The me who tries to be the perfect parent to five wildly various personalities but feels like she often comes up short, somehow. Like I’m missing something.

The me who’s had so much happiness and so much heartbreak.

The me who’s relatable to others, so they can look at and appreciate things in my life that are a reflection of theirs in some capacity.

When you let people in and let them see exactly who you really are and you don’t shy away from the parts that make you anxious and vulnerable, that’s when the magic and connection happens.

Because really, you’re made up of the positive and negative parts of your life. Not just the accomplishments and accolades. Not just the image or the highlight reel. But also the embarrassments and the rejection and struggles you’ve been through. That hard stuff shapes who we are, and when we’re willing to show it all and not hide the parts we might be ashamed of, that’s when people are drawn to us for real. Because they’re not just admiring (and maybe envying and being intimidated by) the curated portfolio of what we wish we were. They’re connecting to the work-in-progress humanity that we all share. And that is when the empathy and trust come.

For many years, as a young adult, I longed to look a certain way and be a person that other people wanted me to be. I wanted to want to attend school and become a therapist, which seemed like a practical, responsible thing to do. I wanted to want to look the way other people deemed acceptable, appropriate, and attractive. I wanted the things that I believed would make me wanted and sought after. I wanted all these things and didn’t understand why they didn’t want me.

I was meant to be different and go on a different, less-traveled path. I was meant to have a mouth on me that landed me in trouble so much as a child that I lost count long ago on how often I was punished for the things that came out of it.

But with the missteps and mistakes came great things — a self-forged career in an industry that I pursued and achieved myself. With that grew a confidence I didn’t know I had in me.

It began with a few years of aimlessly posting O.K.-looking food on social media (mind you, I thought I was the least technologically savvy person on G-d’s green earth, to the point of embarrassment).

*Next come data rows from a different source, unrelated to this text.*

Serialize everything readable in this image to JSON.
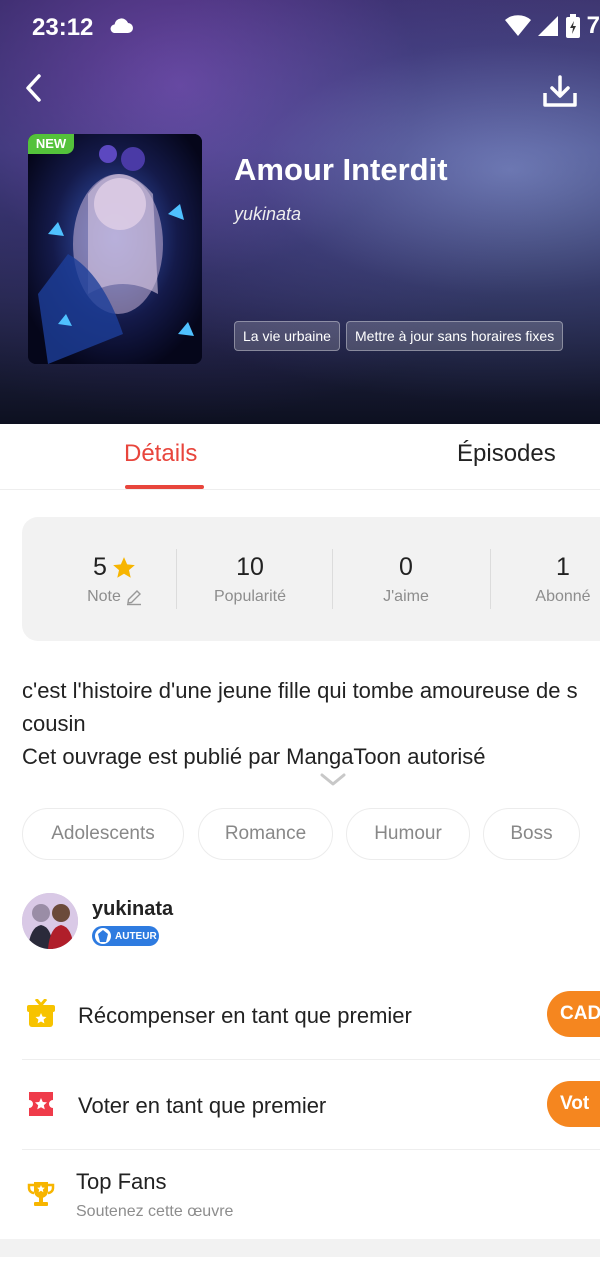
{
  "status_bar": {
    "time": "23:12",
    "battery_text": "7"
  },
  "book": {
    "badge": "NEW",
    "title": "Amour Interdit",
    "author": "yukinata",
    "genres": [
      "La vie urbaine",
      "Mettre à jour sans horaires fixes"
    ]
  },
  "tabs": {
    "details": "Détails",
    "episodes": "Épisodes"
  },
  "stats": {
    "rating": {
      "value": "5",
      "label": "Note"
    },
    "popularity": {
      "value": "10",
      "label": "Popularité"
    },
    "likes": {
      "value": "0",
      "label": "J'aime"
    },
    "subscribers": {
      "value": "1",
      "label": "Abonné"
    }
  },
  "description": {
    "line1": "c'est l'histoire d'une jeune fille qui tombe amoureuse de s",
    "line2": "cousin",
    "line3": "Cet ouvrage est publié par MangaToon  autorisé"
  },
  "tags": [
    "Adolescents",
    "Romance",
    "Humour",
    "Boss"
  ],
  "author_section": {
    "name": "yukinata",
    "badge": "AUTEUR"
  },
  "actions": {
    "reward": {
      "label": "Récompenser en tant que premier",
      "button": "CADE"
    },
    "vote": {
      "label": "Voter en tant que premier",
      "button": "Vot"
    },
    "top_fans": {
      "label": "Top Fans",
      "subtitle": "Soutenez cette œuvre"
    }
  },
  "colors": {
    "accent_red": "#e8453c",
    "button_orange": "#f5861f",
    "new_badge_green": "#54c23b",
    "author_badge_blue": "#2e7be0"
  }
}
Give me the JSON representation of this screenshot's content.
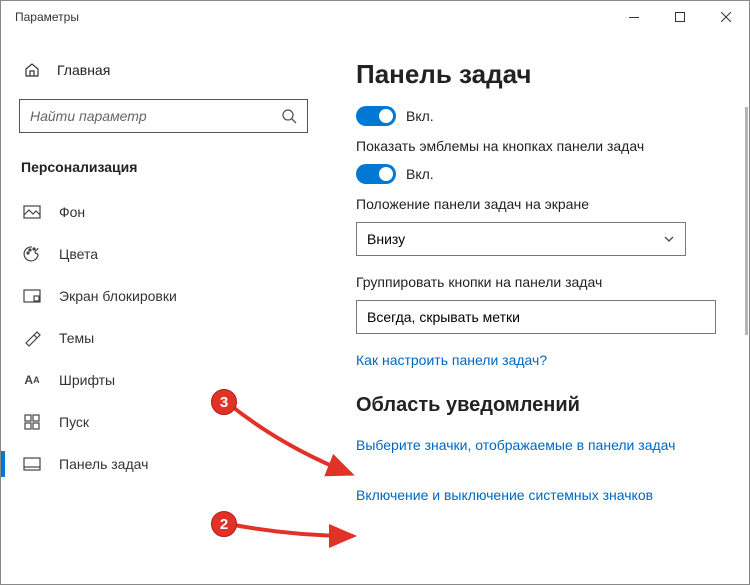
{
  "window": {
    "title": "Параметры"
  },
  "sidebar": {
    "home": "Главная",
    "search_placeholder": "Найти параметр",
    "group": "Персонализация",
    "items": [
      {
        "label": "Фон"
      },
      {
        "label": "Цвета"
      },
      {
        "label": "Экран блокировки"
      },
      {
        "label": "Темы"
      },
      {
        "label": "Шрифты"
      },
      {
        "label": "Пуск"
      },
      {
        "label": "Панель задач"
      }
    ]
  },
  "main": {
    "heading": "Панель задач",
    "toggle1_label": "Вкл.",
    "emblems_label": "Показать эмблемы на кнопках панели задач",
    "toggle2_label": "Вкл.",
    "position_label": "Положение панели задач на экране",
    "position_value": "Внизу",
    "group_label": "Группировать кнопки на панели задач",
    "group_value": "Всегда, скрывать метки",
    "help_link": "Как настроить панели задач?",
    "section2": "Область уведомлений",
    "link_icons": "Выберите значки, отображаемые в панели задач",
    "link_system": "Включение и выключение системных значков"
  },
  "annotations": {
    "badge2": "2",
    "badge3": "3"
  }
}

I slowly found my footing and began trying new things that challenged me and kept others waiting to see what happened next.

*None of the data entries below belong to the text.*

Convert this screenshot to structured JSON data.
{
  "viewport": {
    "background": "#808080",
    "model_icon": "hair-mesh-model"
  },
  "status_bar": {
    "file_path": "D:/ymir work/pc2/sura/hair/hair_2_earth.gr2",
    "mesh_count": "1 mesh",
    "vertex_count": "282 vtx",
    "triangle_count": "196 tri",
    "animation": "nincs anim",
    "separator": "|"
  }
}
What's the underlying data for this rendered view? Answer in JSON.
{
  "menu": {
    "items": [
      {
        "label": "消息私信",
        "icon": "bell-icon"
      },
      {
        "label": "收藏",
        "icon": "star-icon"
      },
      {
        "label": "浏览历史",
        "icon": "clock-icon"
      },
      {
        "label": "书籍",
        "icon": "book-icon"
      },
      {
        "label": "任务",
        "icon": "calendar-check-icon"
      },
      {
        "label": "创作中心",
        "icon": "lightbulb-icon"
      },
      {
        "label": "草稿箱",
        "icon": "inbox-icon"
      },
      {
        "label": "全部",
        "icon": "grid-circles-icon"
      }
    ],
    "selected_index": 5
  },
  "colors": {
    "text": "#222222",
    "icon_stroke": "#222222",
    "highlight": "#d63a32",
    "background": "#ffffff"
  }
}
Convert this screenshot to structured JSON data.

What happened next blew me away: People were inspired by my work, my creativity and trying it for themselves.

If I’m being honest, I began to connect with my audience through culinary creativity and playful commentary, but it was when my happy homemaker life fell apart that the even deeper connection started happening.

They began reaching out as I struggled to formulate the words to share our experiences after Moshe’s death. With the increased messiness in my life came the most meaningful connections with others.

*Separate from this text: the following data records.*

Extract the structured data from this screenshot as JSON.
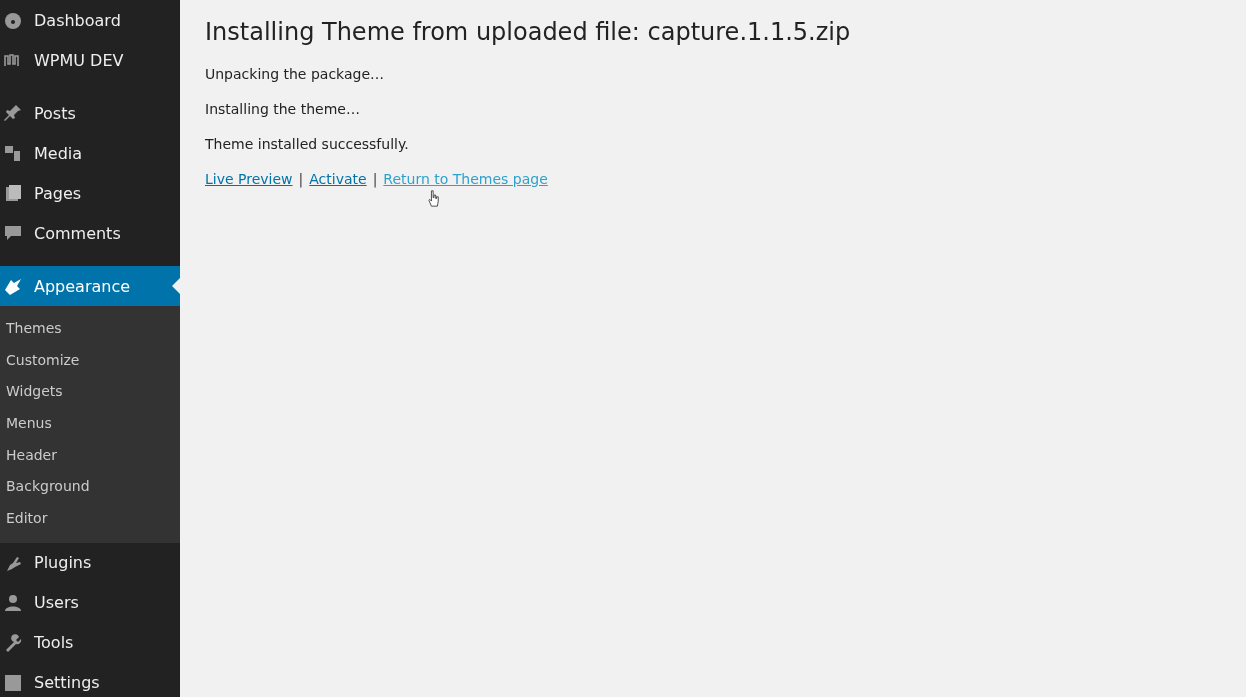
{
  "sidebar": {
    "menu_groups": [
      [
        {
          "label": "Dashboard",
          "selected": false
        },
        {
          "label": "WPMU DEV",
          "selected": false
        }
      ],
      [
        {
          "label": "Posts",
          "selected": false
        },
        {
          "label": "Media",
          "selected": false
        },
        {
          "label": "Pages",
          "selected": false
        },
        {
          "label": "Comments",
          "selected": false
        }
      ],
      [
        {
          "label": "Appearance",
          "selected": true,
          "children": [
            {
              "label": "Themes"
            },
            {
              "label": "Customize"
            },
            {
              "label": "Widgets"
            },
            {
              "label": "Menus"
            },
            {
              "label": "Header"
            },
            {
              "label": "Background"
            },
            {
              "label": "Editor"
            }
          ]
        },
        {
          "label": "Plugins",
          "selected": false
        },
        {
          "label": "Users",
          "selected": false
        },
        {
          "label": "Tools",
          "selected": false
        },
        {
          "label": "Settings",
          "selected": false
        }
      ]
    ]
  },
  "main": {
    "title": "Installing Theme from uploaded file: capture.1.1.5.zip",
    "messages": [
      "Unpacking the package…",
      "Installing the theme…",
      "Theme installed successfully."
    ],
    "links": [
      {
        "label": "Live Preview",
        "hovered": false
      },
      {
        "label": "Activate",
        "hovered": false
      },
      {
        "label": "Return to Themes page",
        "hovered": true
      }
    ],
    "separators": [
      "|",
      "|"
    ]
  }
}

When I stopped trying to control the uncontrollable, that’s when others really began to relate my story to their own struggles. When I learned the hardest lesson in my life thus far and was able to articulate it on paper, that is what ultimately invited heartfelt connection.

A connection with someone else just trying to navigate the winding roads of life, trying to survive, not claiming to have life’s answers. A person who could finally exhale, express, and accept how perfectly imperfect she was and how much connection and authentic happiness that can bring. 

Malkie’s husband, Moshe, a’h, passed away at the age of 40. She has been sharing her thoughts and emotions with readers on her Instagram page @Kissthekoshercook. We are privileged to share her writings and reflections with our readership. May Moshe’s memory be a blessing for Malkie and her beautiful family.

1 COMMENT

  1. Malik’s you inspire me! I lost my husband three years
    Ago. He was still my everything, after almost. 52 beautiful years. My heart breaks for you, and your children!
    Especially now, I am alone in a new placeafter selling our home in n.j., and leaving friends, community, and a home filled with memories.
    I now live in Cedarhurst bc I moved closer to my family. I wants lucky enough to make new friends, however, this virus swooped in and socially distanced me from family and friends. I am grateful for many things and yet alone without my wonderful Joey!